Sam n’est allé qu’à la maternelle. Il s’emmerdait trop à l’école alors il a suivi des cours par correspondance du CNED jusqu’à maintenant. Comme à cette époque, il reste chez Fouad pendant que sa mère bosse. C'est avec lui qu'il a appris à cuisiner, à coudre, à dire quelques mots d'arabe, l'histoire de l'Algérie, et surtout à être considéré comme un petit garçon. Sam passait ses journées sous sa protection et sa responsabilité. Fouad vérifiait que les cahiers d'exercices soient remplis, l'emmenait au dojo, à la bibliothèque, au parcours sportif et autres activités. Tout ce qu'un enfant de dix ans sait, à six ans, Sam l'a ingurgité. Son ami, le harki a fait installer internet à ses frais pour lui ouvrir de nouveaux horizons.
Tous les soirs, ils s'asseyent devant les émissions télévisées qui font appel à la culture générale, à la connaissance orthographique et au calcul mental. Ils jouent aux jeux de mots, ils se racontent des blagues. Sam est heureux avec ce vieux harki réservé et mélancolique. Tous les deux aiment le silence de l’autre. Chaque année, le 25 septembre, ils vont à la journée d'hommage national aux Harkis. Ils y rencontrent des amis algériens. Mais hélas, chaque année, ils sont moins nombreux. Le temps fait son œuvre. Le reste de la journée est consacré à cuisiner. La plupart de leurs voisins profitent du festin. Un vent de joie souffle sur l'immeuble.
– Tu as de la chance d’avoir un grand-père aussi gentil ! Moi aussi j’aimerais en avoir un comme ça. Je t’envie.
– Fouad a un grand cœur, alors avoir un petit-fils de plus, ça ne va pas lui faire peur !
– Tu me prêterais ton papy ?
– Non ! Je te le donne. Fouad t’a ouvert déjà sa maison et son cœur.
Ça fait du bien d’avoir un grand-père. Comme quoi les liens du sang, c'est une sacrée connerie.
Si Sam avait étudié à l’école primaire, nous nous serions croisés. C’est quand il a pu se faire faire une carte avec sa véritable identité, Sam, genre masculin, qu’il a décidé de s’inscrire au collège : il n’y aurait plus de contestation sur son genre.
À priori, le seul élément qui nous lie est notre appartenance à une famille monoparentale. Je ne comprends toujours pas pourquoi Sam est devenu mon copain si vite. Il m’a inclus dans son monde dès notre première rencontre.
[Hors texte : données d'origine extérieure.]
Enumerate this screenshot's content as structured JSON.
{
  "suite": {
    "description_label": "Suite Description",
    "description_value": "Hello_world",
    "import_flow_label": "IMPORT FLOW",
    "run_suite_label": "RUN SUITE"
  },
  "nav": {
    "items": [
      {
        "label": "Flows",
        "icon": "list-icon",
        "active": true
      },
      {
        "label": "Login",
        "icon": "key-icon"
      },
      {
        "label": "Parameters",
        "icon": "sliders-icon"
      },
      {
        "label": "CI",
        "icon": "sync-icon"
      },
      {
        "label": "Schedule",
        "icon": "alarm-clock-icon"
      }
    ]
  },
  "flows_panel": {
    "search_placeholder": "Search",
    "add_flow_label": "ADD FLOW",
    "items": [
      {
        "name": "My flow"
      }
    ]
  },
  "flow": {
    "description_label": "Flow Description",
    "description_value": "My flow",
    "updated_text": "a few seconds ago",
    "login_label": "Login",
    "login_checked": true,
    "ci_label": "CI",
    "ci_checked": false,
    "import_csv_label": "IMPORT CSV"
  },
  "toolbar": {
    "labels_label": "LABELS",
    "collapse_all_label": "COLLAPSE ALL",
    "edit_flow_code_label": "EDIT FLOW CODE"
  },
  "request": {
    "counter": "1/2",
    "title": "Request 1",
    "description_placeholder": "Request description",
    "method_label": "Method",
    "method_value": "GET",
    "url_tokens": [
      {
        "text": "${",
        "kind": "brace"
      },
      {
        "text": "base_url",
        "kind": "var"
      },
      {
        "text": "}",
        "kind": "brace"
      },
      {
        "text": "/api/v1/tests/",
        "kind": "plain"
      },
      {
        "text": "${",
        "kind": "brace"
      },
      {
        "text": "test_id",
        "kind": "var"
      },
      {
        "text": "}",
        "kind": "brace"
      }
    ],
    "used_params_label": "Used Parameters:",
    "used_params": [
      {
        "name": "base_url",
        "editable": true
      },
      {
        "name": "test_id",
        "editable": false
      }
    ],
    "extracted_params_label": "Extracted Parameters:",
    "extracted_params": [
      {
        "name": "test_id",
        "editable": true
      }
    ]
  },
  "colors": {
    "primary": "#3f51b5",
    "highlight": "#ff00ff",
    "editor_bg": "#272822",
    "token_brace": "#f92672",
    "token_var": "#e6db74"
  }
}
Maman travaille de nuit, au lieu d’être tout seul à la maison, je passe mes nuits chez Sam ou chez Fouad. Sam est toujours plongé dans un bouquin. Il me laisse faire ce que je veux. Mais je m’emmerde jamais. Si je suis chez lui et que sa mère, Ana, est là, elle reste avec moi. Elle me parle avec son accent autrichien. Elle fait de grands gestes très féminins et rit fort. C’est la première personne qui m’ait appelé Valéria de façon naturelle. Elle s’allonge sur le canapé entourée de magazines en allemand et elle me raconte son " geliebter kleiner Junge ". Elle sait encenser son petit garçon adoré. J’essaie ses vêtements, ses chaussures et ses accessoires. Elle m’apprend à me maquiller pour toutes les circonstances. Elle est chaleureuse, douce et tendre. Sam et elle ont une patience étonnante. C’est peut-être leur seul point commun en plus de leur type asiatique. Ana est le contraire de Sam, elle est bavarde, exubérante, coquette et ultra féminine. Elle est exactement le genre de femme que je veux être.
Mes années de collège et de lycée sont très heureuses. Bien sûr que j’ai quelques déboires amoureux, mais Sam est toujours là pour me remonter le moral. Il s'interpose autant de fois que nécessaire pour me protéger, mais surtout, il me raccompagne toujours chez moi. J’ai beau lui dire que ce n’est pas utile, il ne déroge jamais à cette règle qu’il s’est fixée.
Une chose est sûre, ma rencontre avec Sam marque le premier jour où j’ai pu marcher la tête haute.